In the years since, we have grown steadily rather than dramatically — a pace that suits us. We have always prioritised quality over numbers: trained leaders over a large but under-supported volunteer pool, meaningful skill transfer over pleasant days out, and long-term participant progression over headline participation figures. Many of the people who came on their first walk with us anxious about whether they were fit enough or properly equipped now lead walks of their own. That is, quietly, what we are most proud of.
Cairnvost Howe – Meridian exists to remove the barriers — practical, cultural, and logistical — that prevent Glaswegians from accessing the hills on their own doorstep. We do this through a programme of free, qualified-led group walks on the Campsie Fells, the Kilpatrick Hills, and the Milngavie corridor, combined with rigorous, approachable navigation coaching that gives participants the skills to venture out confidently without a guide. We are committed to serving people who are typically under-represented in the outdoors — first-timers, people on low incomes, and those working shift patterns that exclude them from conventional outdoor education — and to building a culture of accessible, independent hillwalking in the communities closest to Scotland's most underused open spaces.

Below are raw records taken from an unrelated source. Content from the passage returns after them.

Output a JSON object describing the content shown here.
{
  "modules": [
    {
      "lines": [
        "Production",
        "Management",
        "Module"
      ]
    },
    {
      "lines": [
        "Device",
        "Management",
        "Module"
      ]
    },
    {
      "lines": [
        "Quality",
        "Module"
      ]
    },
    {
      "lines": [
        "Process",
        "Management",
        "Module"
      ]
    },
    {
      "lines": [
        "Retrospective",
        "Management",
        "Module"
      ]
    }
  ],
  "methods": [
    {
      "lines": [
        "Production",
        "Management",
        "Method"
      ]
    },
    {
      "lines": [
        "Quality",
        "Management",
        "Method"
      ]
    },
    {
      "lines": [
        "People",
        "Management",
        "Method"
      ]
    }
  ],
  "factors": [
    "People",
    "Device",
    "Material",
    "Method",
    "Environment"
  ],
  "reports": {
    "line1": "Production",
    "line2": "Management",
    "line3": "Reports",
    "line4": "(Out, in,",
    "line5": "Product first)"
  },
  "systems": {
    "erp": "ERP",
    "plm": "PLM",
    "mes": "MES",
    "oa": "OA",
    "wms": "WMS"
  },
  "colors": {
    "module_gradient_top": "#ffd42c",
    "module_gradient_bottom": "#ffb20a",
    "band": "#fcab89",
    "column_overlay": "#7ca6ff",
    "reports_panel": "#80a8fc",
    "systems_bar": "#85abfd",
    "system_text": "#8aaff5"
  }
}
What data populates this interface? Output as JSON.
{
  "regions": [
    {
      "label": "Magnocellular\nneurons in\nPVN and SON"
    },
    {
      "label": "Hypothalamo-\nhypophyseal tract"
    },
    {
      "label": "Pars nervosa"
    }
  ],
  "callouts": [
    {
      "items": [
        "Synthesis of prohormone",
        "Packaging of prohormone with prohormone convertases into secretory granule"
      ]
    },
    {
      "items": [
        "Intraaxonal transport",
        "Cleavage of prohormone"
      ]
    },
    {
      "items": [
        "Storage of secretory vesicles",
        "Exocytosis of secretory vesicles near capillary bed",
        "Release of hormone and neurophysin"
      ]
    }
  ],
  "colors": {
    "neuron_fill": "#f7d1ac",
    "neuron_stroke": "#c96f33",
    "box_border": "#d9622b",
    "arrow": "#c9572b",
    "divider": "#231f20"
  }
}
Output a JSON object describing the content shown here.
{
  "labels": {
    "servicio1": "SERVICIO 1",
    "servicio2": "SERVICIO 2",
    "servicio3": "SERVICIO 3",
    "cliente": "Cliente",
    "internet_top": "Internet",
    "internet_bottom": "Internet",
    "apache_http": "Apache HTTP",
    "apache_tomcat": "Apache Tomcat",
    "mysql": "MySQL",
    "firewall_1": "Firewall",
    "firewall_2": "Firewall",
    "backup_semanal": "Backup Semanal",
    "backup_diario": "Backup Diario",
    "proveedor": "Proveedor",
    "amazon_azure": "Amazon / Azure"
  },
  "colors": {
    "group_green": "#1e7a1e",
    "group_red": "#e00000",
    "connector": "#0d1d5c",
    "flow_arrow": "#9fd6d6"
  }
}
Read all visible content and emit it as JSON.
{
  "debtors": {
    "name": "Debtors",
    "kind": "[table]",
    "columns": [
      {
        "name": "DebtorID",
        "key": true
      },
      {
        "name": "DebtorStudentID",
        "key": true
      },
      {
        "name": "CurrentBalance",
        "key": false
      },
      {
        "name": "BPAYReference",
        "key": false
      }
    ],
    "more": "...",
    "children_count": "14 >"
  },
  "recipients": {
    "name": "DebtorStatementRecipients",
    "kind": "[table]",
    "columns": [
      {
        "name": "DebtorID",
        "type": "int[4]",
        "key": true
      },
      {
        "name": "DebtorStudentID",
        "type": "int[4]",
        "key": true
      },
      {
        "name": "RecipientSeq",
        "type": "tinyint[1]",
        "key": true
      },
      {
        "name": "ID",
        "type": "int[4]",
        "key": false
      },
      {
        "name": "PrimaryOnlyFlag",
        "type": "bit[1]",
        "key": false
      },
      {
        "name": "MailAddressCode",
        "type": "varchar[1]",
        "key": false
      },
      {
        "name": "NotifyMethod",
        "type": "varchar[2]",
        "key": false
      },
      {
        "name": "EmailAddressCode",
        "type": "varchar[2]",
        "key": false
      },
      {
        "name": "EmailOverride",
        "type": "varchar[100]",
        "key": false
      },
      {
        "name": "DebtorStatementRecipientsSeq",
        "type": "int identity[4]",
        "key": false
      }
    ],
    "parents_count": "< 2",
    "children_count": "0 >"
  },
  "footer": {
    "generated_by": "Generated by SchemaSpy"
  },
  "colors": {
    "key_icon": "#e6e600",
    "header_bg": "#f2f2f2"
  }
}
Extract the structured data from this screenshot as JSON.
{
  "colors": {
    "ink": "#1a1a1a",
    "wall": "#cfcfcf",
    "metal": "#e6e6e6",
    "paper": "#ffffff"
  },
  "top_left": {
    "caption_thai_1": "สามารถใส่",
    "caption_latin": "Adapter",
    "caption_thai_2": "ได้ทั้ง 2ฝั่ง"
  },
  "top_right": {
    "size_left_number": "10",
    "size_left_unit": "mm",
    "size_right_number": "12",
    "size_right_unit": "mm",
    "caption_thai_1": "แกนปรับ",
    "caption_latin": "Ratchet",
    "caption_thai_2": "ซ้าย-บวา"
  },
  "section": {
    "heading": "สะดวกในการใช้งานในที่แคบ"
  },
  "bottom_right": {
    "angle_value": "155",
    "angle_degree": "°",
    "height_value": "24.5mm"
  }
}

Cairnvost Howe – Meridian is governed by a board of trustees who bring together experience in outdoor education, community development, and financial governance. All of our trustees are active participants in the hills and several have come up through our own walks programme — which means the board understands firsthand what it feels like to turn up at Milngavie car park for the first time not entirely sure you're wearing the right boots. Day-to-day coordination is carried out by our small staff team and a dedicated network of qualified volunteer walk leaders and navigation coaches.